Tuesday, March 27, 2012
Every week, usually on Sundays after church, I venture down to our local market at Lunzu Trading Centre and purchase our weekly supply of produce. The market—teeming with activity on each of its market days of Sunday and Thursday—is always alive with vendors calling out their products to shoppers as they go by. I’ve always enjoyed this time as a chance to interact with the people and to practice my Chichewa.
Gradually, over the weeks, I have come to realize that the social organism that is the Lunzu market, is an entirely other species than the supermarkets, local grocers, and even farmers’ markets we have back home in the U.S. Saying this, I am not just referring to the reality that as you walk in the hot sun, through a maze of wooden pole stalls, while everyone is speaking a Bantu language it is nearly impossible to confuse your situation from being in an air-conditioned, neatly aisled, modern supermarket or even a tented, ordered, farmer’s market with signs and prices easily seen by the unassisted eye. While the Lunzu market is not necessarily chaotic, and there is an order to it all—certain vendors of certain products placed in different locations—there is a fundamental element to it that is not easily grasped by those uninitiated in its ways.
Initially, I would bargain with the vendors over the price of everything. Quickly I realized the price was much more negotiable the more you were willing to buy. Then, after awhile I realized the great benefit of becoming a consistent customer of one vendor. Rewards of “bonuses” (extra produce being thrown in with your purchase), a greater willingness to bargain, or even offering products at a former price when the market price had risen are all ways of enticing customers into remaining faithful to their suppliers. And the suppliers value their customers—even to the point that last week two old ladies were arguing over whose customer I was, because the one I had been recently buying from was gone one week and I bought from her neighbor.
While all of this adds up to a very different approach to the economy of produce distribution, the real factor separating it from the way we do things back home is the relational aspect of it all. Occasionally, I stop to greet a person I see every week, converse casually about how our families are, and then notice they don’t really have anything I want or need. Don’t get me wrong, I’m not a sucker for buying just anything for the sake of feeling sorry for someone and there have been times I’ve greeted someone and then bought nothing. But the difference between here and Publix is that you hesitate to do it. Or at least you hesitate to do it frequently to someone who has gotten used to a certain amount of income coming from you each week.
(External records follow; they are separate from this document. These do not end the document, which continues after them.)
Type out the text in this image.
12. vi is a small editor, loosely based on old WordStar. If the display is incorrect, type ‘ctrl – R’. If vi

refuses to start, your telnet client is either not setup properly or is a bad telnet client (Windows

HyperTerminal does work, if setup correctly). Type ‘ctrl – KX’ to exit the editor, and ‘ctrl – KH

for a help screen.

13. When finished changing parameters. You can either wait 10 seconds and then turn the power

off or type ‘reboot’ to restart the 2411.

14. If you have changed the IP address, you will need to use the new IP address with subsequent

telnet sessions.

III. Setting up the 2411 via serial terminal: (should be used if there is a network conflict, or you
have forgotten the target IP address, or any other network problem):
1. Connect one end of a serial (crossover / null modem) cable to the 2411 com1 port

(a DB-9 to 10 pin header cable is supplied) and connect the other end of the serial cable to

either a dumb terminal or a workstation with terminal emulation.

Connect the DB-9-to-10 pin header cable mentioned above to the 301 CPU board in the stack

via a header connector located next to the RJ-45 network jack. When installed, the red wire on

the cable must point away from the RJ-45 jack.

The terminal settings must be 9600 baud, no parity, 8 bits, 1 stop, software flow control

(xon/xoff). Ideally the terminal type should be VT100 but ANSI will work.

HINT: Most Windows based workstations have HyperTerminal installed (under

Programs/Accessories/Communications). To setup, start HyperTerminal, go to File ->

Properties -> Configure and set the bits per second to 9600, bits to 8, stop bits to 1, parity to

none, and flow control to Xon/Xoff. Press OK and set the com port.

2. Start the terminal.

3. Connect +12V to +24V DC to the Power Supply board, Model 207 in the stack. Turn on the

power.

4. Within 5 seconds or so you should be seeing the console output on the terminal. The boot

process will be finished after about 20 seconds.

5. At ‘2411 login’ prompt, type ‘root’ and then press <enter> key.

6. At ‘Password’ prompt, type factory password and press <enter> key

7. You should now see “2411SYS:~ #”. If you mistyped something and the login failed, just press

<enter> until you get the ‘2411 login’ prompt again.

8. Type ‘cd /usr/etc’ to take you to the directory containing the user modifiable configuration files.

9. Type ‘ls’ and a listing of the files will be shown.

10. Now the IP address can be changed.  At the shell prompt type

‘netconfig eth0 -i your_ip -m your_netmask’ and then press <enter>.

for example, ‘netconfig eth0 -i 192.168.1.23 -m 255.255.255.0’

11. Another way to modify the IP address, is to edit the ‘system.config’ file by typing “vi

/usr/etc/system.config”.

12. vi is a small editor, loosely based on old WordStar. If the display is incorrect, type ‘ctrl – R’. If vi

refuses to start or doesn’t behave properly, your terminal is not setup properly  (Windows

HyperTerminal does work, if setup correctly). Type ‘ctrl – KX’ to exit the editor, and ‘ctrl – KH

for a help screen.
Many economists have written articles these past few years with the basic message of the recession having resulted from our having lost any semblance of a face to face economy that prevents an overemphasis on the bottom dollar. Nowadays, when I go to the market, it’s less about finding the best price and buying exactly what’s on my list. Rather, it’s about seeing what my friends have brought to offer to me for the upcoming week’s meals.